Uzun sürecek bir savaşın başındayız.
1000’e yakın sivil ve asker İsrailli hayatını kaybetti. Daha da kötüsü 100 dolaylarında İsrailli Gazze’de rehin.
Mossad’ın Hamas saldırısını atlaması nedeniyle İsrail’in yıprandığı iddiasıyla oluşturulmuş bir çalışma…
HOLOKOST’TAN SONRA İKİNCİ
Nazi Almanya’sının ölüm kamplarında 6 milyon Yahudi yaşamını yitirmişti.
“Holokost” olarak tarihe geçen o “jenosidden (soykırım)” sonra, Hamas’ın 7 Ekim saldırısında öldürülen İsrailli sivil ve asker sayısı “ikinci büyük katliam…”

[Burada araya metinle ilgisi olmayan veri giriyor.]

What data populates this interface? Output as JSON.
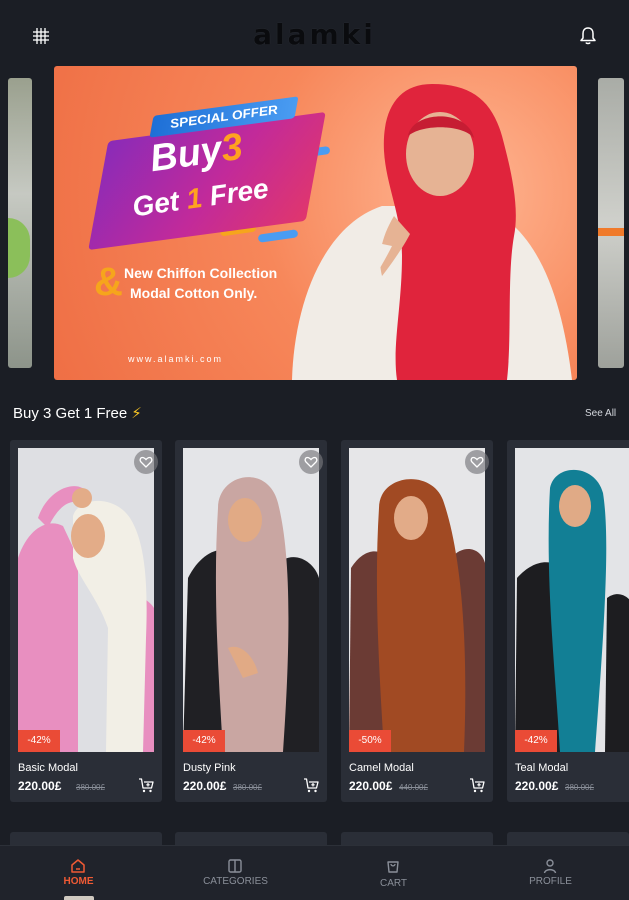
{
  "app": {
    "logo_text": "alamki"
  },
  "header": {
    "menu_icon": "grid-icon",
    "notification_icon": "bell-icon"
  },
  "banner": {
    "badge": "SPECIAL OFFER",
    "line1_word": "Buy",
    "line1_num": "3",
    "line2_word_a": "Get",
    "line2_num": "1",
    "line2_word_b": "Free",
    "ampersand": "&",
    "subtitle1": "New Chiffon Collection",
    "subtitle2": "Modal Cotton Only.",
    "website": "www.alamki.com"
  },
  "section": {
    "title": "Buy 3 Get 1 Free",
    "icon": "lightning-icon",
    "see_all": "See All"
  },
  "products": [
    {
      "name": "Basic Modal",
      "price": "220.00£",
      "old_price": "380.00£",
      "discount": "-42%"
    },
    {
      "name": "Dusty Pink",
      "price": "220.00£",
      "old_price": "380.00£",
      "discount": "-42%"
    },
    {
      "name": "Camel Modal",
      "price": "220.00£",
      "old_price": "440.00£",
      "discount": "-50%"
    },
    {
      "name": "Teal Modal",
      "price": "220.00£",
      "old_price": "380.00£",
      "discount": "-42%"
    }
  ],
  "nav": [
    {
      "label": "HOME",
      "icon": "home-icon",
      "active": true
    },
    {
      "label": "CATEGORIES",
      "icon": "categories-icon",
      "active": false
    },
    {
      "label": "CART",
      "icon": "cart-icon",
      "active": false
    },
    {
      "label": "PROFILE",
      "icon": "profile-icon",
      "active": false
    }
  ],
  "colors": {
    "background": "#1b1e25",
    "card": "#2a2e37",
    "accent": "#ef5a34",
    "discount": "#ea4b36",
    "banner_orange": "#f7875a",
    "highlight_yellow": "#f5c324"
  }
}
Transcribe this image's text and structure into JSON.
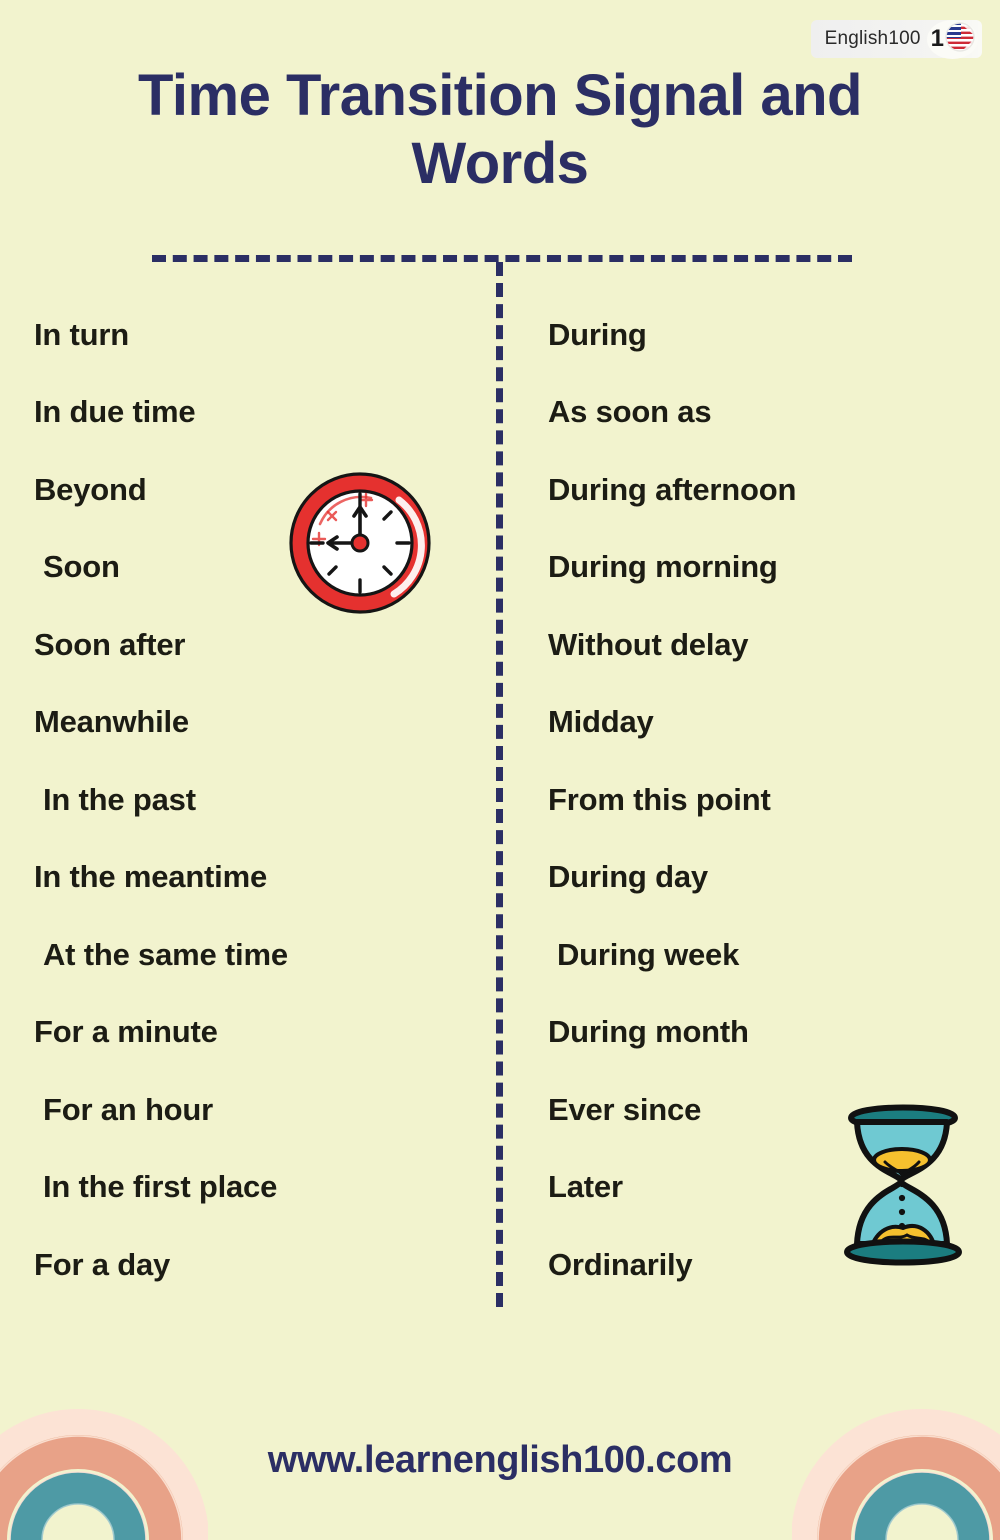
{
  "background_color": "#F2F3CE",
  "brand": {
    "badge_text": "English100",
    "mark_number": "1",
    "flag_icon": "us-uk-flag-icon"
  },
  "header": {
    "title": "Time Transition Signal and Words",
    "title_color": "#2B2E64"
  },
  "divider": {
    "style": "dashed",
    "color": "#2B2E64"
  },
  "columns": {
    "left": {
      "items": [
        {
          "label": "In turn",
          "indent": false
        },
        {
          "label": "In due time",
          "indent": false
        },
        {
          "label": "Beyond",
          "indent": false
        },
        {
          "label": "Soon",
          "indent": true
        },
        {
          "label": "Soon after",
          "indent": false
        },
        {
          "label": "Meanwhile",
          "indent": false
        },
        {
          "label": "In the past",
          "indent": true
        },
        {
          "label": "In the meantime",
          "indent": false
        },
        {
          "label": "At the same time",
          "indent": true
        },
        {
          "label": "For a minute",
          "indent": false
        },
        {
          "label": "For an hour",
          "indent": true
        },
        {
          "label": "In the first place",
          "indent": true
        },
        {
          "label": "For a day",
          "indent": false
        }
      ]
    },
    "right": {
      "items": [
        {
          "label": "During",
          "indent": false
        },
        {
          "label": "As soon as",
          "indent": false
        },
        {
          "label": "During afternoon",
          "indent": false
        },
        {
          "label": "During morning",
          "indent": false
        },
        {
          "label": "Without delay",
          "indent": false
        },
        {
          "label": "Midday",
          "indent": false
        },
        {
          "label": "From this point",
          "indent": false
        },
        {
          "label": "During day",
          "indent": false
        },
        {
          "label": "During week",
          "indent": true
        },
        {
          "label": "During month",
          "indent": false
        },
        {
          "label": "Ever since",
          "indent": false
        },
        {
          "label": "Later",
          "indent": false
        },
        {
          "label": "Ordinarily",
          "indent": false
        }
      ]
    }
  },
  "illustrations": {
    "clock": {
      "name": "clock-icon",
      "ring_color": "#E5312F",
      "face_color": "#FFFFFF",
      "hand_color": "#111111"
    },
    "hourglass": {
      "name": "hourglass-icon",
      "glass_color": "#6FC9D2",
      "cap_color": "#1B7D80",
      "sand_color": "#F5C02E"
    }
  },
  "decorations": {
    "rainbow_colors": [
      "#FCE3D5",
      "#E8A288",
      "#4E9AA5"
    ]
  },
  "footer": {
    "url": "www.learnenglish100.com",
    "url_color": "#2B2E64"
  }
}
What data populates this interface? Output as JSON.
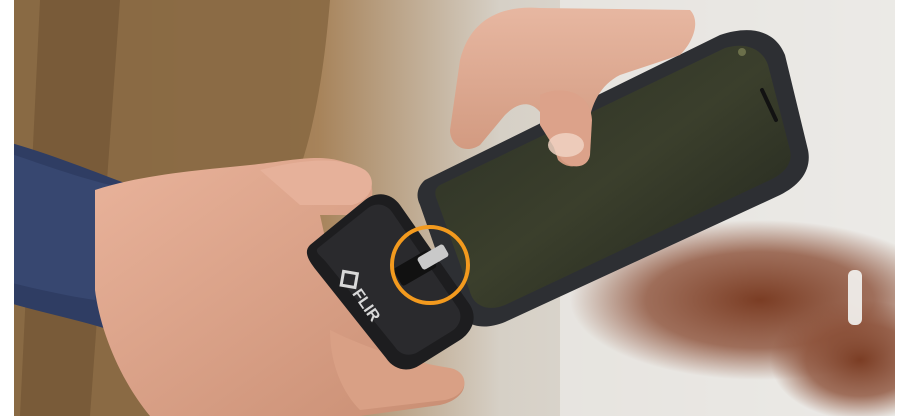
{
  "image": {
    "device_brand": "FLIR",
    "highlight_ring_color": "#F39A1E",
    "objects": [
      "left-hand",
      "thermal-camera-attachment",
      "usb-c-connector",
      "right-hand",
      "smartphone"
    ]
  }
}
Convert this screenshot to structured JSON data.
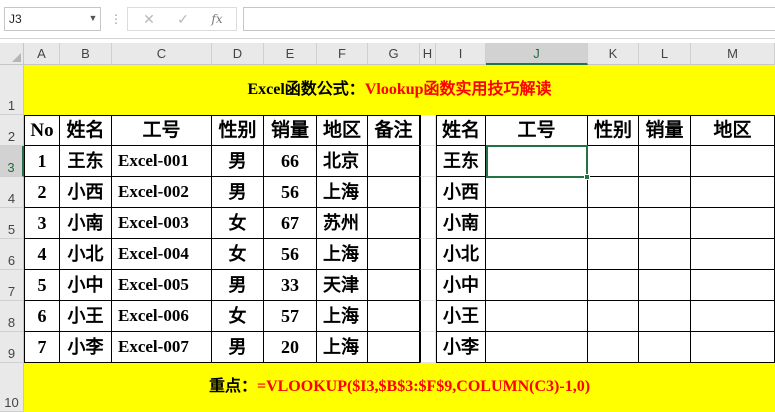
{
  "formula_bar": {
    "name_box": "J3",
    "cancel_icon": "✕",
    "enter_icon": "✓",
    "fx_label": "fx",
    "formula": ""
  },
  "columns": [
    "A",
    "B",
    "C",
    "D",
    "E",
    "F",
    "G",
    "H",
    "I",
    "J",
    "K",
    "L",
    "M"
  ],
  "rows": [
    "1",
    "2",
    "3",
    "4",
    "5",
    "6",
    "7",
    "8",
    "9",
    "10"
  ],
  "title": {
    "part1": "Excel函数公式：",
    "part2": "Vlookup函数实用技巧解读"
  },
  "source_table": {
    "headers": [
      "No",
      "姓名",
      "工号",
      "性别",
      "销量",
      "地区",
      "备注"
    ],
    "rows": [
      [
        "1",
        "王东",
        "Excel-001",
        "男",
        "66",
        "北京",
        ""
      ],
      [
        "2",
        "小西",
        "Excel-002",
        "男",
        "56",
        "上海",
        ""
      ],
      [
        "3",
        "小南",
        "Excel-003",
        "女",
        "67",
        "苏州",
        ""
      ],
      [
        "4",
        "小北",
        "Excel-004",
        "女",
        "56",
        "上海",
        ""
      ],
      [
        "5",
        "小中",
        "Excel-005",
        "男",
        "33",
        "天津",
        ""
      ],
      [
        "6",
        "小王",
        "Excel-006",
        "女",
        "57",
        "上海",
        ""
      ],
      [
        "7",
        "小李",
        "Excel-007",
        "男",
        "20",
        "上海",
        ""
      ]
    ]
  },
  "lookup_table": {
    "headers": [
      "姓名",
      "工号",
      "性别",
      "销量",
      "地区"
    ],
    "names": [
      "王东",
      "小西",
      "小南",
      "小北",
      "小中",
      "小王",
      "小李"
    ]
  },
  "note": {
    "label": "重点：",
    "formula": "=VLOOKUP($I3,$B$3:$F$9,COLUMN(C3)-1,0)"
  },
  "colors": {
    "band": "#ffff00",
    "accent_red": "#ff0000",
    "selection": "#217346"
  }
}
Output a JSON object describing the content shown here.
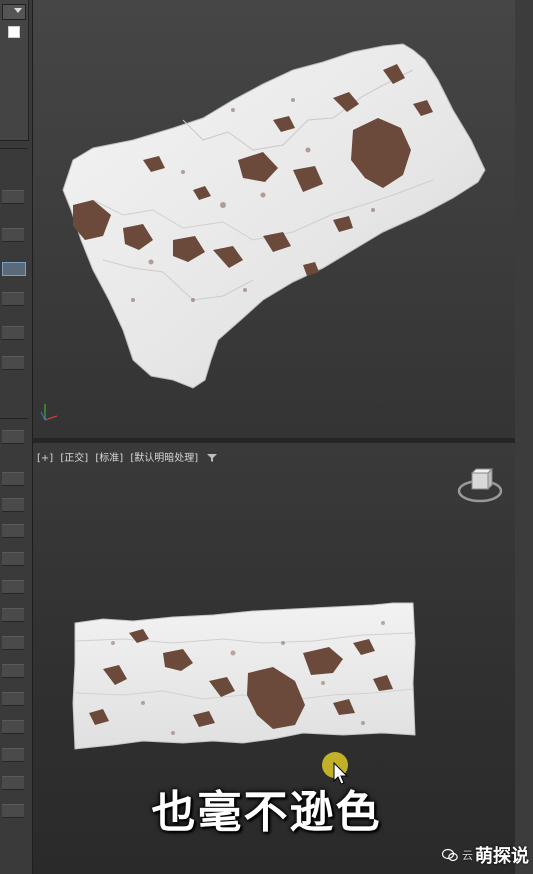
{
  "bottom_viewport": {
    "label_plus": "[+]",
    "label_view": "[正交]",
    "label_mode": "[标准]",
    "label_shading": "[默认明暗处理]"
  },
  "subtitle": "也毫不逊色",
  "watermark": {
    "prefix": "云",
    "brand": "萌探说"
  },
  "icons": {
    "filter": "filter-icon",
    "view_cube": "view-cube-icon",
    "axis": "axis-gizmo-icon",
    "cursor": "mouse-cursor-icon",
    "wechat": "wechat-icon"
  },
  "colors": {
    "mesh_snow": "#ececec",
    "mesh_rock": "#6b4a3c",
    "viewport_bg": "#3a3a3a",
    "cursor_halo": "#dcc828"
  }
}
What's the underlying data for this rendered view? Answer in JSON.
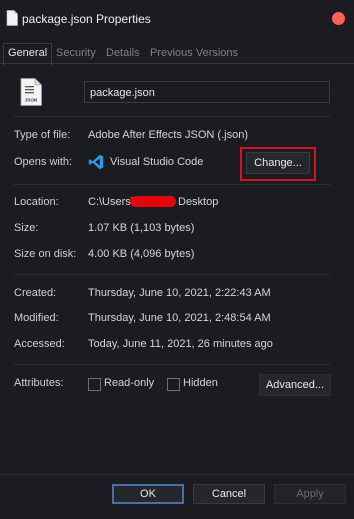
{
  "window": {
    "title": "package.json Properties",
    "close_color": "#ff5f57"
  },
  "tabs": [
    {
      "label": "General",
      "active": true
    },
    {
      "label": "Security",
      "active": false
    },
    {
      "label": "Details",
      "active": false
    },
    {
      "label": "Previous Versions",
      "active": false
    }
  ],
  "file": {
    "icon_label": "JSON",
    "name": "package.json"
  },
  "general": {
    "type_label": "Type of file:",
    "type_value": "Adobe After Effects JSON (.json)",
    "opens_label": "Opens with:",
    "opens_value": "Visual Studio Code",
    "change_label": "Change...",
    "location_label": "Location:",
    "location_prefix": "C:\\Users\\",
    "location_suffix": "Desktop",
    "size_label": "Size:",
    "size_value": "1.07 KB (1,103 bytes)",
    "size_disk_label": "Size on disk:",
    "size_disk_value": "4.00 KB (4,096 bytes)",
    "created_label": "Created:",
    "created_value": "Thursday, June 10, 2021, 2:22:43 AM",
    "modified_label": "Modified:",
    "modified_value": "Thursday, June 10, 2021, 2:48:54 AM",
    "accessed_label": "Accessed:",
    "accessed_value": "Today, June 11, 2021, 26 minutes ago",
    "attributes_label": "Attributes:",
    "readonly_label": "Read-only",
    "hidden_label": "Hidden",
    "advanced_label": "Advanced..."
  },
  "footer": {
    "ok_label": "OK",
    "cancel_label": "Cancel",
    "apply_label": "Apply"
  },
  "colors": {
    "background": "#1b1c21",
    "highlight_box": "#d6121a",
    "redaction": "#e5060c",
    "vscode_blue": "#2f9ae0"
  }
}
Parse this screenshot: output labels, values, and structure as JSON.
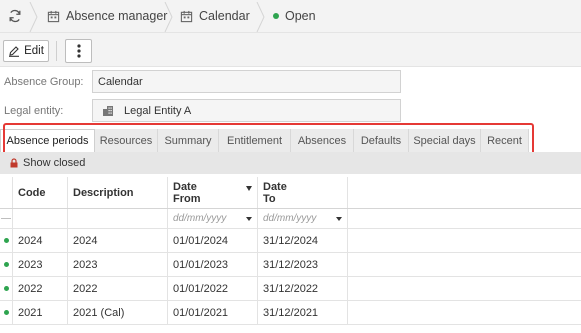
{
  "breadcrumb": {
    "items": [
      {
        "label": "Absence manager"
      },
      {
        "label": "Calendar"
      },
      {
        "label": "Open"
      }
    ]
  },
  "toolbar": {
    "edit_label": "Edit"
  },
  "form": {
    "absence_group_label": "Absence Group:",
    "absence_group_value": "Calendar",
    "legal_entity_label": "Legal entity:",
    "legal_entity_value": "Legal Entity A"
  },
  "tabs": [
    {
      "label": "Absence periods",
      "active": true
    },
    {
      "label": "Resources"
    },
    {
      "label": "Summary"
    },
    {
      "label": "Entitlement"
    },
    {
      "label": "Absences"
    },
    {
      "label": "Defaults"
    },
    {
      "label": "Special days"
    },
    {
      "label": "Recent"
    }
  ],
  "show_closed_label": "Show closed",
  "grid": {
    "columns": [
      "Code",
      "Description",
      "Date From",
      "Date To"
    ],
    "col_date_from_line1": "Date",
    "col_date_from_line2": "From",
    "col_date_to_line1": "Date",
    "col_date_to_line2": "To",
    "filter_placeholder": "dd/mm/yyyy",
    "filter_marker": "—",
    "rows": [
      {
        "code": "2024",
        "description": "2024",
        "from": "01/01/2024",
        "to": "31/12/2024"
      },
      {
        "code": "2023",
        "description": "2023",
        "from": "01/01/2023",
        "to": "31/12/2023"
      },
      {
        "code": "2022",
        "description": "2022",
        "from": "01/01/2022",
        "to": "31/12/2022"
      },
      {
        "code": "2021",
        "description": "2021 (Cal)",
        "from": "01/01/2021",
        "to": "31/12/2021"
      }
    ]
  },
  "colors": {
    "status_green": "#2ea44f",
    "highlight_red": "#e53935"
  },
  "icons": [
    "refresh-icon",
    "calendar-icon",
    "pencil-icon",
    "more-vertical-icon",
    "building-icon",
    "lock-icon"
  ]
}
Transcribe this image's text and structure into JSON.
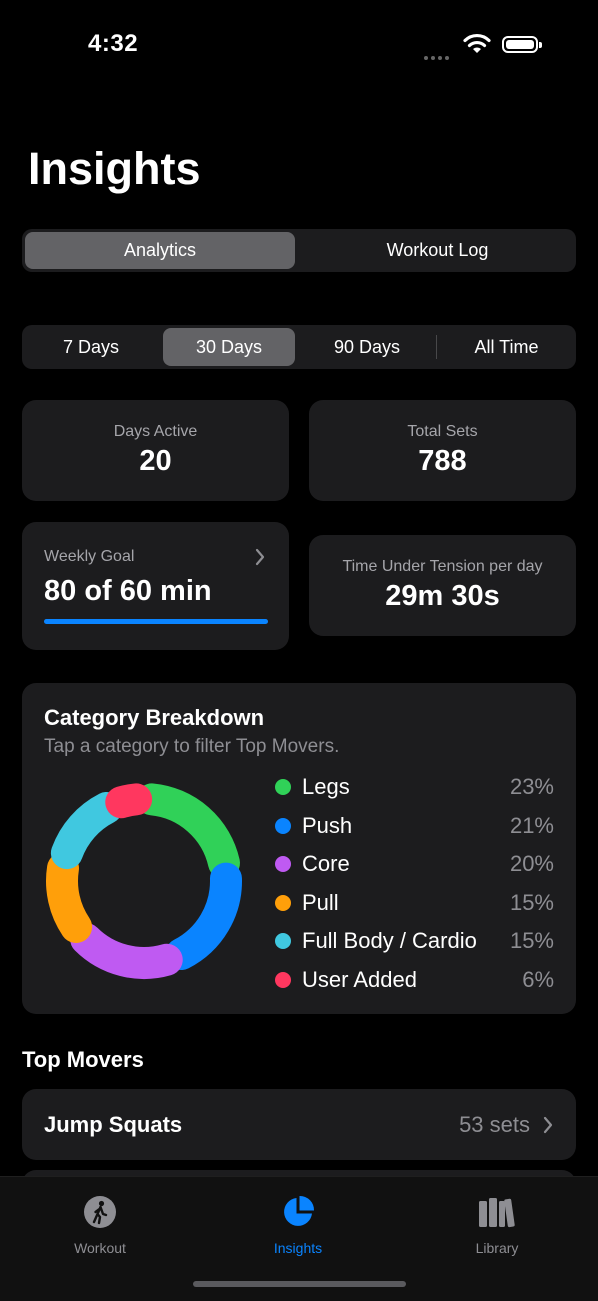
{
  "status_bar": {
    "time": "4:32"
  },
  "page": {
    "title": "Insights"
  },
  "main_tabs": {
    "items": [
      "Analytics",
      "Workout Log"
    ],
    "selected": "Analytics"
  },
  "range": {
    "items": [
      "7 Days",
      "30 Days",
      "90 Days",
      "All Time"
    ],
    "selected": "30 Days"
  },
  "stats": {
    "days_active": {
      "label": "Days Active",
      "value": "20"
    },
    "total_sets": {
      "label": "Total Sets",
      "value": "788"
    },
    "weekly_goal": {
      "label": "Weekly Goal",
      "value": "80 of 60 min",
      "progress": 1.0
    },
    "tut": {
      "label": "Time Under Tension per day",
      "value": "29m 30s"
    }
  },
  "category": {
    "title": "Category Breakdown",
    "subtitle": "Tap a category to filter Top Movers.",
    "items": [
      {
        "name": "Legs",
        "pct": "23%",
        "value": 23,
        "color": "#30d158"
      },
      {
        "name": "Push",
        "pct": "21%",
        "value": 21,
        "color": "#0a84ff"
      },
      {
        "name": "Core",
        "pct": "20%",
        "value": 20,
        "color": "#bf5af2"
      },
      {
        "name": "Pull",
        "pct": "15%",
        "value": 15,
        "color": "#ff9f0a"
      },
      {
        "name": "Full Body / Cardio",
        "pct": "15%",
        "value": 15,
        "color": "#40c8e0"
      },
      {
        "name": "User Added",
        "pct": "6%",
        "value": 6,
        "color": "#ff375f"
      }
    ]
  },
  "top_movers": {
    "title": "Top Movers",
    "items": [
      {
        "name": "Jump Squats",
        "sets": "53 sets"
      }
    ]
  },
  "tabbar": {
    "items": [
      {
        "label": "Workout",
        "icon": "walk-icon"
      },
      {
        "label": "Insights",
        "icon": "pie-chart-icon"
      },
      {
        "label": "Library",
        "icon": "books-icon"
      }
    ],
    "selected": "Insights"
  },
  "colors": {
    "accent": "#0a84ff",
    "card": "#1c1c1e",
    "segment_selected": "#636366"
  }
}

İsrail istihbarat örgütleri burnunun dibindeki büyük planı nasıl oldu da atladı?
Aylarca Gazze’de ve Beyrut’ta Hamas ve diğer örgüt liderlerinin toplantıları hatta bazı devletlerin de devreye girmiş olduğu planlama çalışmalarından hiçbir bilgi sızmaması çok ilginç!
Dünyanın en güçlü istihbarat örgütü CIA ve İngiliz istihbarat örgütü de fena halde ıskalamışlar.
Üstelik…
Böyle bir büyük saldırıyı “kıyamet senaryosu” olarak her yıl İsrail silahlı kuvvetleri tatbikat masasına yatırılıyor.
Ama saldırganın adresinde vahim yanılgıyla…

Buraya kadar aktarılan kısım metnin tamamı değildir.